Menomonee Falls - The corner of Main Street and Pilgrim Road is undergoing an extreme makeover.
At least that's the hope for the Pilgrim Village Shopping Center. Gatlin Development scooped up a slew of properties on the downtown corner that has fallen on hard times since Piggly Wiggly closed in 2004, Village Manager Mark Fitzgerald said.
Demolition of the old buildings began in October. Plans are now in motion for the reconstruction of the entire shopping center, which will include a 40,000-square-foot Walmart Neighborhood Market, Fitzgerald said. These small grocery stores are billed as offering food at affordable prices.
The developer also will construct four buildings along Main Street that will house retail or commercial businesses.

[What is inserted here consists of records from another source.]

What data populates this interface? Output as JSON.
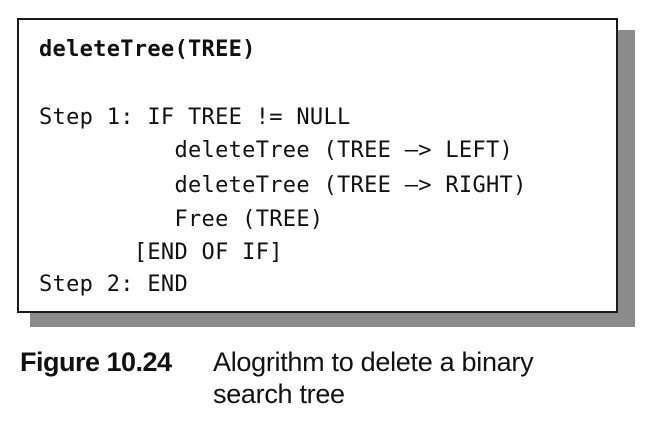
{
  "algorithm": {
    "title": "deleteTree(TREE)",
    "lines": [
      "Step 1: IF TREE != NULL",
      "          deleteTree (TREE –> LEFT)",
      "          deleteTree (TREE –> RIGHT)",
      "          Free (TREE)",
      "       [END OF IF]",
      "Step 2: END"
    ]
  },
  "caption": {
    "label": "Figure 10.24",
    "text_line1": "Alogrithm to delete a binary",
    "text_line2": "search tree"
  }
}
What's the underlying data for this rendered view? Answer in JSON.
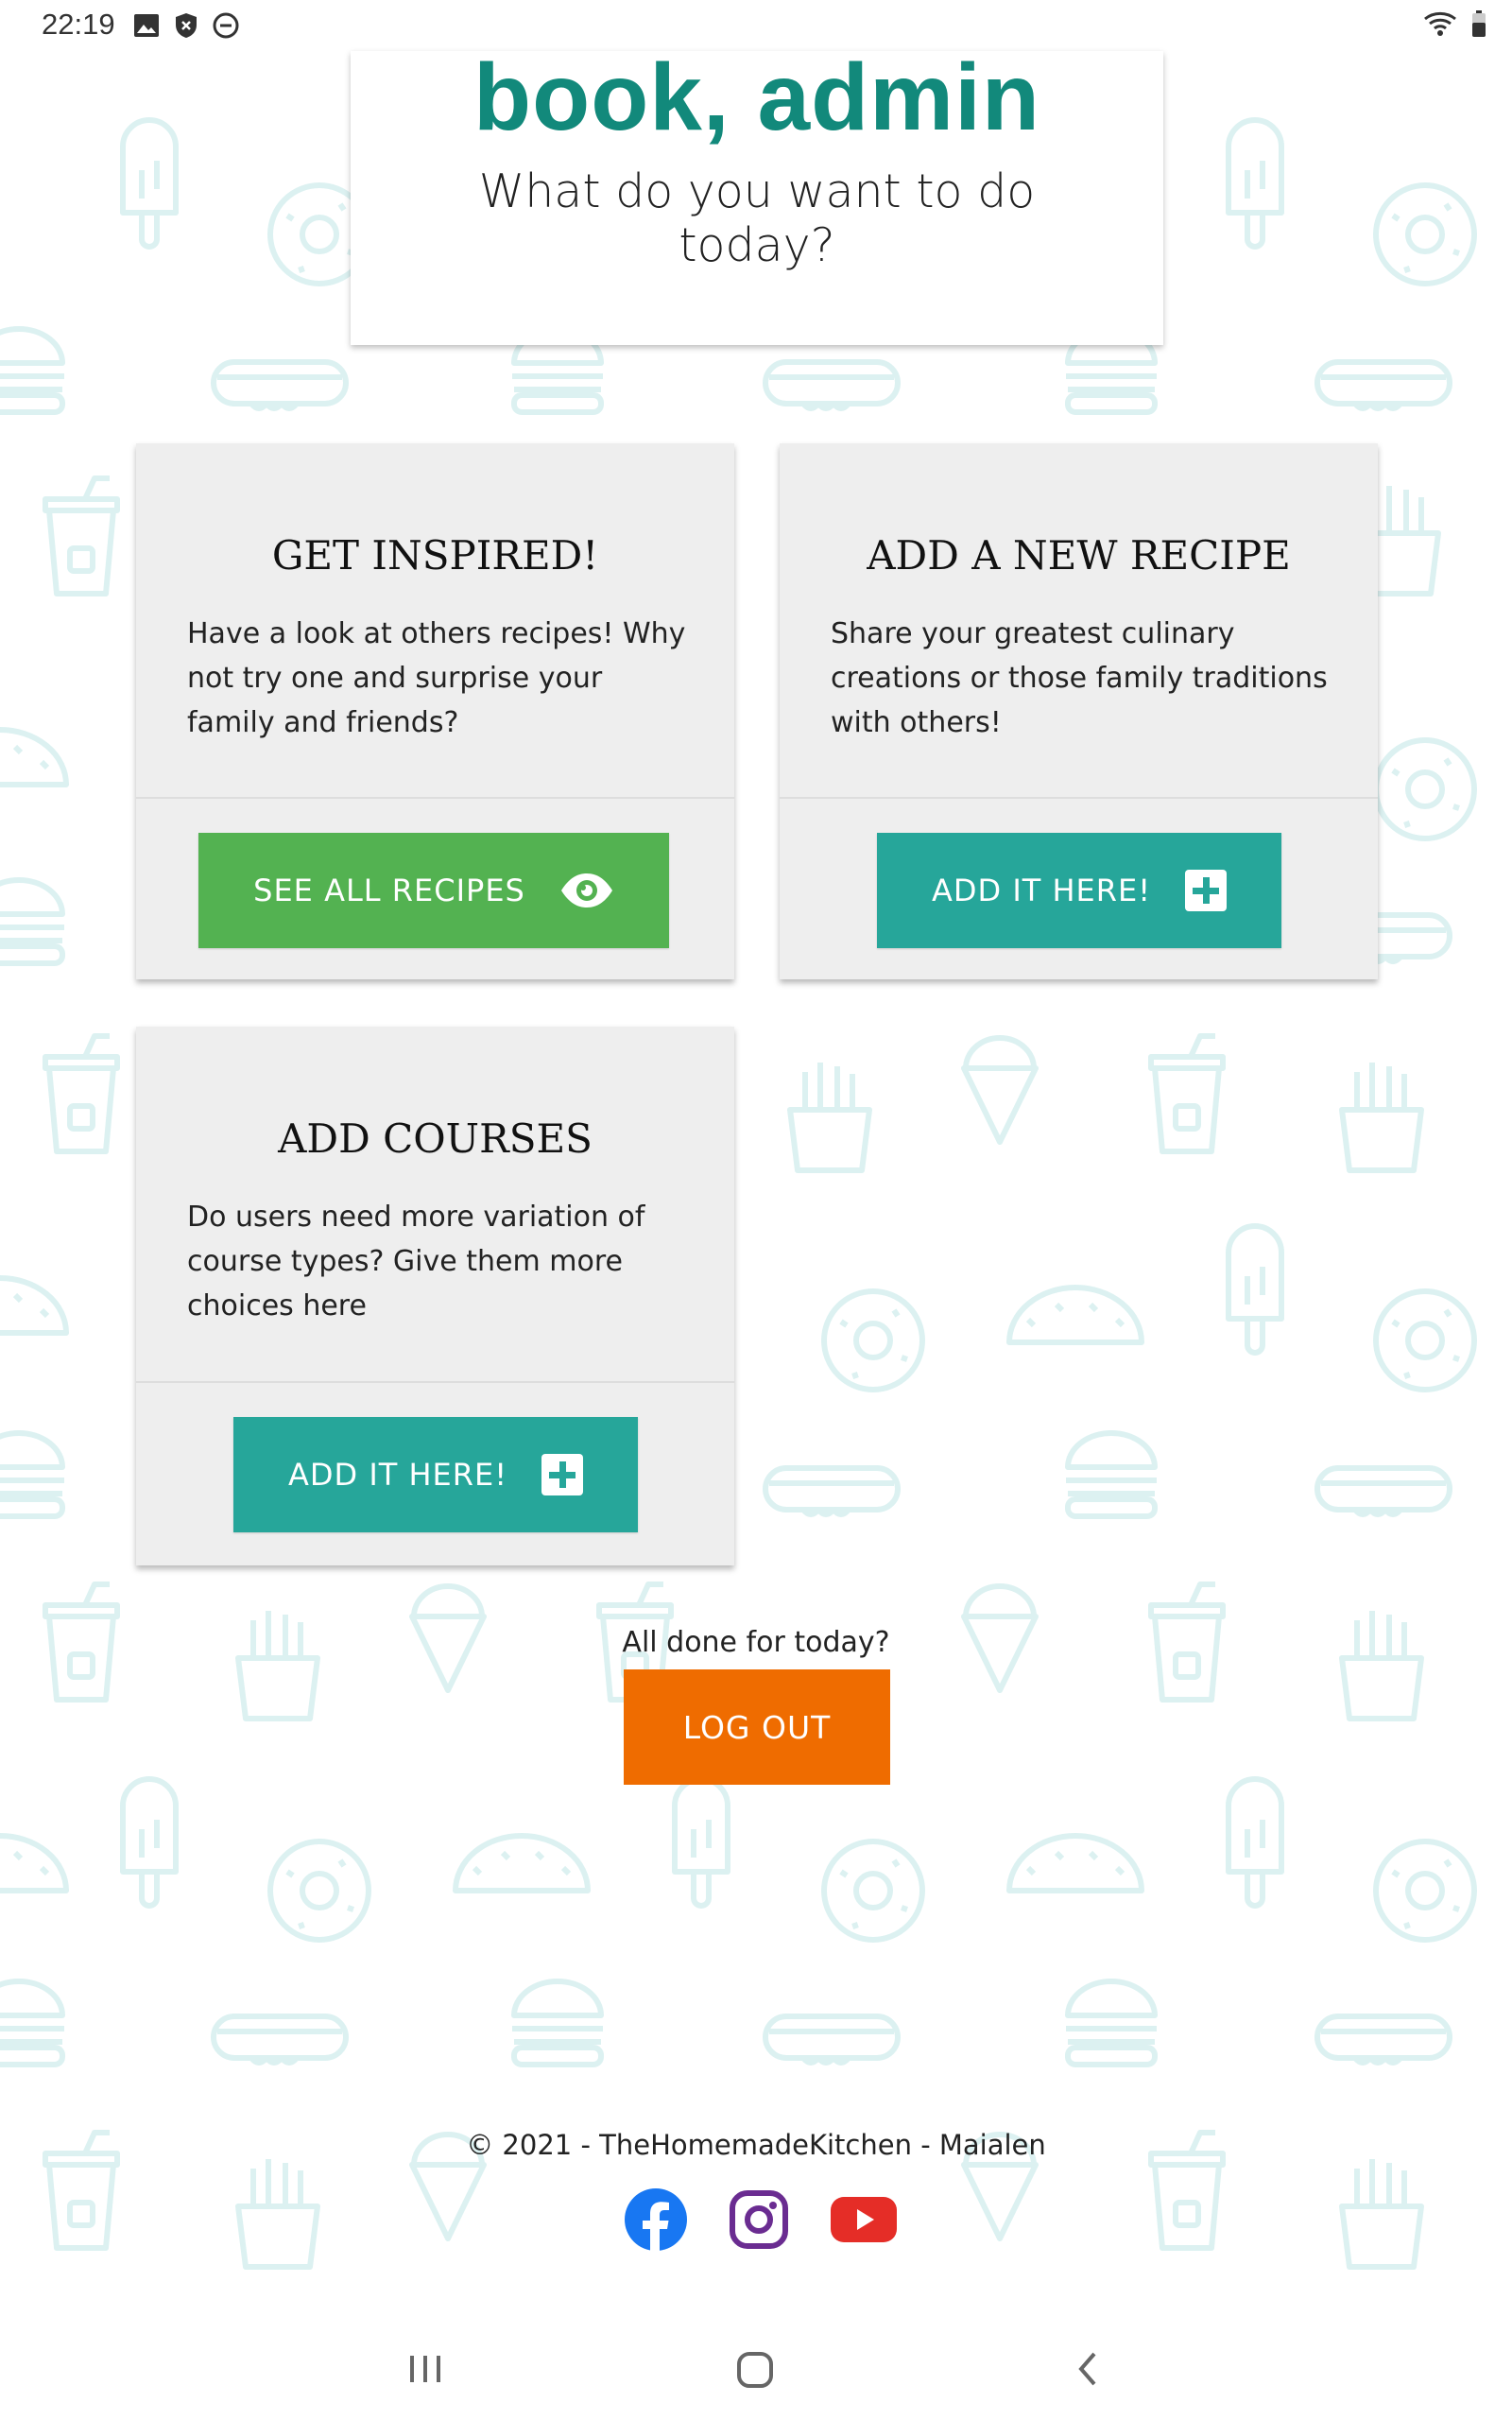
{
  "status_bar": {
    "time": "22:19",
    "left_icons": [
      "image-icon",
      "shield-icon",
      "dnd-icon"
    ],
    "right_icons": [
      "wifi-icon",
      "battery-icon"
    ]
  },
  "welcome": {
    "title": "book, admin",
    "subtitle": "What do you want to do today?"
  },
  "cards": [
    {
      "title": "GET INSPIRED!",
      "text": "Have a look at others recipes! Why not try one and surprise your family and friends?",
      "button_label": "SEE ALL RECIPES",
      "button_icon": "eye-icon",
      "button_color": "#53b251"
    },
    {
      "title": "ADD A NEW RECIPE",
      "text": "Share your greatest culinary creations or those family traditions with others!",
      "button_label": "ADD IT HERE!",
      "button_icon": "plus-square-icon",
      "button_color": "#26a69a"
    },
    {
      "title": "ADD COURSES",
      "text": "Do users need more variation of course types? Give them more choices here",
      "button_label": "ADD IT HERE!",
      "button_icon": "plus-square-icon",
      "button_color": "#26a69a"
    }
  ],
  "logout": {
    "prompt": "All done for today?",
    "button_label": "LOG OUT",
    "button_color": "#ef6c00"
  },
  "footer": {
    "copyright": "© 2021 - TheHomemadeKitchen - Maialen",
    "social": [
      "facebook-icon",
      "instagram-icon",
      "youtube-icon"
    ]
  },
  "nav_bar": {
    "buttons": [
      "recent-apps-icon",
      "home-icon",
      "back-icon"
    ]
  },
  "colors": {
    "brand_teal": "#12897b",
    "pattern": "#dff3f3"
  }
}
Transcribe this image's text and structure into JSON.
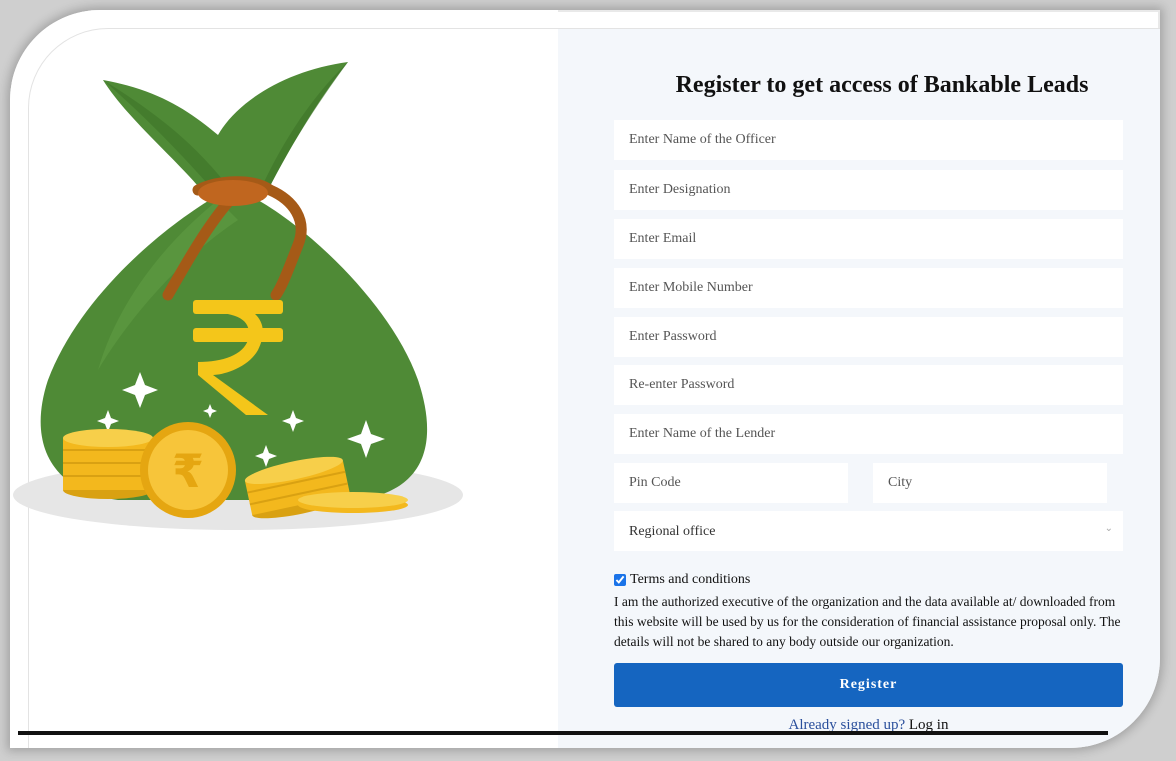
{
  "form": {
    "title": "Register to get access of Bankable Leads",
    "placeholders": {
      "officer_name": "Enter Name of the Officer",
      "designation": "Enter Designation",
      "email": "Enter Email",
      "mobile": "Enter Mobile Number",
      "password": "Enter Password",
      "reenter_password": "Re-enter Password",
      "lender_name": "Enter Name of the Lender",
      "pin_code": "Pin Code",
      "city": "City"
    },
    "regional_office": {
      "selected": "Regional office"
    },
    "terms": {
      "checked": true,
      "label": "Terms and conditions",
      "text": "I am the authorized executive of the organization and the data available at/ downloaded from this website will be used by us for the consideration of financial assistance proposal only. The details will not be shared to any body outside our organization."
    },
    "register_label": "Register",
    "login_prompt": "Already signed up?",
    "login_label": "Log in"
  },
  "illustration": {
    "icons": [
      "money-bag-icon",
      "rupee-icon",
      "coin-stack-icon",
      "sparkle-icon"
    ]
  },
  "colors": {
    "bag_green": "#4f8a36",
    "rope_brown": "#a55a17",
    "coin_gold": "#f3b81d",
    "rupee_yellow": "#f4c61a",
    "button_blue": "#1565c0",
    "panel_bg": "#f4f7fb"
  }
}
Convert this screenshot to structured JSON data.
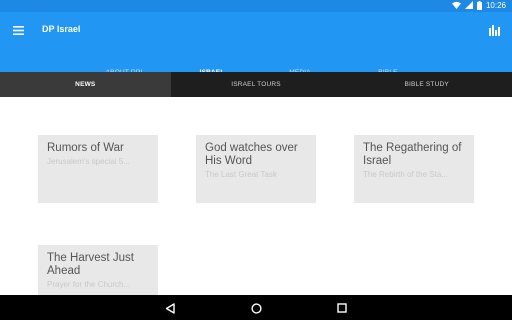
{
  "status_bar": {
    "time": "10:26"
  },
  "app": {
    "title": "DP Israel"
  },
  "tabs": [
    {
      "label": "ABOUT DPI",
      "active": false
    },
    {
      "label": "ISRAEL",
      "active": true
    },
    {
      "label": "MEDIA",
      "active": false
    },
    {
      "label": "BIBLE",
      "active": false
    }
  ],
  "subtabs": [
    {
      "label": "NEWS",
      "active": true
    },
    {
      "label": "ISRAEL TOURS",
      "active": false
    },
    {
      "label": "BIBLE STUDY",
      "active": false
    }
  ],
  "cards": [
    {
      "title": "Rumors of War",
      "subtitle": "Jerusalem's special 5..."
    },
    {
      "title": "God watches over His Word",
      "subtitle": "The Last Great Task"
    },
    {
      "title": "The Regathering of Israel",
      "subtitle": "The Rebirth of the Sta..."
    },
    {
      "title": "The Harvest Just Ahead",
      "subtitle": "Prayer for the Church..."
    }
  ],
  "colors": {
    "primary": "#2196f3",
    "status_bar": "#1e88e5",
    "subtab_bar": "#1e1e1e",
    "card_bg": "#e8e8e8"
  },
  "icons": {
    "menu": "menu-icon",
    "chart": "bar-chart-icon",
    "back": "back-icon",
    "home": "home-icon",
    "recents": "recents-icon",
    "wifi": "wifi-icon",
    "signal": "signal-icon",
    "battery": "battery-icon"
  }
}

"It will be a double-tiered mall, all face-lifted," he said.
The shopping center will incorporate the existing Otto's Beverage Center, Schlotzsky's Deli and Friends of Nature pet supply store. Fitzgerald said the developer is still working with brokers to determine which businesses will lease the additional four buildings; however, he anticipates most of the shopping center will be up and running by the end of summer.
After the Pilgrim Village Shopping Center lost Piggly Wiggly, Fitzgerald said it fell on difficult times. In an effort to revamp the downtown corner, the village of Menomonee Falls turned the area into a redevelopment district.
"We worked during the bad economy to try to find a redevelopment that was a mixed-use redevelopment and we couldn't find a financeable project," he said.
Redevelopment is complicated because of the issues that pop up when dealing with old buildings. During demolition, there was contamination and asbestos found on site.
When Gatlin Development, a national developer that works extensively with Walmart Neighborhood Markets, came forward with its proposal, the village worked to put together a basic plan. The village also purchased some right of way at the corner of Pilgrim Road and Main Street for a future widening of the roads.
"That corridor had completely lost its economic capability," Fitzgerald said. "It was very inactive relative to the local economy and we're really hoping that this boosts that area and then some of the uses in between sort of revive as well and it should reignite that whole corridor."